For an approximation of how this works, imagine trying to reconstruct a mystery object inside a steel box by riddling the box with an AK-47 and then piecing together the resulting fragments. Because we do not know how the strafing affected the object in its undisturbed state, our reconstruction will be based on inferences. The same goes for our depictions of the atomic world, with a little fancy thrown in for good measure.
For example, there is a whole category of stuff in the quantum realm labeled "virtual." It includes subnuclear-sized particles and photons that have never been detected and that, indeed, do not exist except as ethereal abstractions in the minds of physicists so they can make sense of phenomena that make no sense without them.

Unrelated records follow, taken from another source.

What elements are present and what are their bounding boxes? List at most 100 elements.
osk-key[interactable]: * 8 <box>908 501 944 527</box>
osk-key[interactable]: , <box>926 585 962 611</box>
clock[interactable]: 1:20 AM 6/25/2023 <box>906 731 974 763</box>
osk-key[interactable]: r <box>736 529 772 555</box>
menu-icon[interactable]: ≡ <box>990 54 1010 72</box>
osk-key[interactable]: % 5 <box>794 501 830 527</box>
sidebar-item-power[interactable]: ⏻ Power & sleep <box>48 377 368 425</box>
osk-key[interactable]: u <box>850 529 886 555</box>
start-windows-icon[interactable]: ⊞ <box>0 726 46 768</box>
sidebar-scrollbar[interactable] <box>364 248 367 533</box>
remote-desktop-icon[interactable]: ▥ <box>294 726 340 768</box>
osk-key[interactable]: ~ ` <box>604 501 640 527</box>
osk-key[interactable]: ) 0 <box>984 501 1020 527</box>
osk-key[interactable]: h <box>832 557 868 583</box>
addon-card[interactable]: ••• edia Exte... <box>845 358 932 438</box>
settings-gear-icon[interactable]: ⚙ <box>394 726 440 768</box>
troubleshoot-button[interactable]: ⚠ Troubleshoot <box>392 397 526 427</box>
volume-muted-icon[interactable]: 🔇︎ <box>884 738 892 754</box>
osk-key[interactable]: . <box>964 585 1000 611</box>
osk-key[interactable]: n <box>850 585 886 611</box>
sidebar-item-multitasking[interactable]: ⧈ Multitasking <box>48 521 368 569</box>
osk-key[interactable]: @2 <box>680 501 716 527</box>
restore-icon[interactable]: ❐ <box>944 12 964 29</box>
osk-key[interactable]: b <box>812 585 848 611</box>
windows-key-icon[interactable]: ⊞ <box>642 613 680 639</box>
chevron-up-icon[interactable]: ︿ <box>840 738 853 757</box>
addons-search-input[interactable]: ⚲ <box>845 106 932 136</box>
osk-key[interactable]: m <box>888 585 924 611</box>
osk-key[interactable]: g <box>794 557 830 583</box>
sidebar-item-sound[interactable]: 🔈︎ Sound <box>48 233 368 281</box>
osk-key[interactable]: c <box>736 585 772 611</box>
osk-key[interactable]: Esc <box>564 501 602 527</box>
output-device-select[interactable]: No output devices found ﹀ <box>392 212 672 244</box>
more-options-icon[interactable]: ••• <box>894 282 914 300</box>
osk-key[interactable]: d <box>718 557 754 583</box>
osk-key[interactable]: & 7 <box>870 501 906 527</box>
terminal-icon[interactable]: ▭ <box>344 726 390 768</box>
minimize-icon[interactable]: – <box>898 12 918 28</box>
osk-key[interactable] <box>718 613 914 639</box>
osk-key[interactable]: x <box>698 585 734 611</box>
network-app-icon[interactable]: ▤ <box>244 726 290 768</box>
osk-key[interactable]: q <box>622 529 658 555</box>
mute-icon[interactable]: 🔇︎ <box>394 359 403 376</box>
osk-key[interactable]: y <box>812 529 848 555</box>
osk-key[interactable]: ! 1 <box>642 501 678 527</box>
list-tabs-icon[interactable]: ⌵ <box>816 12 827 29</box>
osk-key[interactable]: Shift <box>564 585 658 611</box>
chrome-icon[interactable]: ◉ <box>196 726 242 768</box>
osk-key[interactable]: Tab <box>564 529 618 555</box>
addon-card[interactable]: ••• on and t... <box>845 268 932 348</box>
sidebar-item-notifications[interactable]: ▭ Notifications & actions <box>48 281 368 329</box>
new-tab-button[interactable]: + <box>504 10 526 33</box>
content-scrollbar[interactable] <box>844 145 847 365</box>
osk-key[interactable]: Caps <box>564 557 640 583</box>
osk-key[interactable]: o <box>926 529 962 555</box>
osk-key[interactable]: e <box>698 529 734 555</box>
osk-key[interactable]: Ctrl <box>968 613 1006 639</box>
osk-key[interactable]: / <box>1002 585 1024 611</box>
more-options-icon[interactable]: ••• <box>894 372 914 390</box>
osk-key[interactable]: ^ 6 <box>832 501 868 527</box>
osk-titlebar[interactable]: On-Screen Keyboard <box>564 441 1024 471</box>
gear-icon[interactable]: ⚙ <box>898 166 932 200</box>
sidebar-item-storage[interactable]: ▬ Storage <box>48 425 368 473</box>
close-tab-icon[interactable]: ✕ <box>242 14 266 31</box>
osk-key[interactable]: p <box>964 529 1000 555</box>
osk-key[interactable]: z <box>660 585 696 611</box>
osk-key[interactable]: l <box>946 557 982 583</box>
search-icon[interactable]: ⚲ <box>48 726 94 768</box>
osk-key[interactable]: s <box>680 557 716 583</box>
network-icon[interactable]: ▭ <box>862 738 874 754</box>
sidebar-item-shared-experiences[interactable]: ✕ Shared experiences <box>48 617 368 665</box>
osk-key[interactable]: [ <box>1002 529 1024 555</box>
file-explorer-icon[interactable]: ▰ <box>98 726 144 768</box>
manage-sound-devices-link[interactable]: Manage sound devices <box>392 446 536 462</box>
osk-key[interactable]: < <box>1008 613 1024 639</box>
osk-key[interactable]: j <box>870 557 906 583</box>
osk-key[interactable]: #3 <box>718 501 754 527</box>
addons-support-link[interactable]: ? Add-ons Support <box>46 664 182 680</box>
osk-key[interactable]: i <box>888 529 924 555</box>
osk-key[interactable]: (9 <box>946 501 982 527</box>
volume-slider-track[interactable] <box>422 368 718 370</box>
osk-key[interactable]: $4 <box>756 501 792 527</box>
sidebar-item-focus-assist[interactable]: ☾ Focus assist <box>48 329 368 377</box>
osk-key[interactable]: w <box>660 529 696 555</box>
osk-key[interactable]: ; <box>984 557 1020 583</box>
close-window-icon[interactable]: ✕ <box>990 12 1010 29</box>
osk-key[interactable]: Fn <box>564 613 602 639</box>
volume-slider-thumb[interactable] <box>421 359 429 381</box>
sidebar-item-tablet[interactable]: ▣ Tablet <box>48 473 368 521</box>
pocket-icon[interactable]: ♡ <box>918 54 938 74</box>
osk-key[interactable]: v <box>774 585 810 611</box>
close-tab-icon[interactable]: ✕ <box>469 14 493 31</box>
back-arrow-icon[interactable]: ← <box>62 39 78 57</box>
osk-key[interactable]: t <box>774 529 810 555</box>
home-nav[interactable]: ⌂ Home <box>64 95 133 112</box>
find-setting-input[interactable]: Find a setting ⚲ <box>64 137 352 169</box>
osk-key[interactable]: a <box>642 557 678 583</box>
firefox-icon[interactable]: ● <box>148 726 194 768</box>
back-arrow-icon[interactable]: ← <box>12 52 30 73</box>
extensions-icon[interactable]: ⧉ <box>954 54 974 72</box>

Even the quantum field, which is credited with preventing the annihilation of matter by keeping the negatively charged electron cloud from combining with the positively charged nucleus, is nothing more than a rarefied label for something (the stability of matter) that is, materialistically speaking, inexplicable.
The Price of Commitment
From the cosmic scale of gravity down to the micro scale of the atom, faith undergirds scientific knowledge—faith in materialism. Nowhere is that more candidly expressed than in the words of evolutionary biologist Richard Lewontin: "We take the side of science in spite of the patent absurdity of some of its constructs, in spite of its failure to fulfill many of its extravagant promises . . . because we have a prior commitment, a commitment to materialism."
Astrophysicist Robert Jastrow warns that, for the scientist whose materialist faith will not be shaken by patent absurdities, "the story ends like a bad dream. He has scaled the mountains of ignorance, he is about to conquer the highest peak; as he pulls himself over the final rock, he is greeted by a band of theologians who have been sitting there for centuries."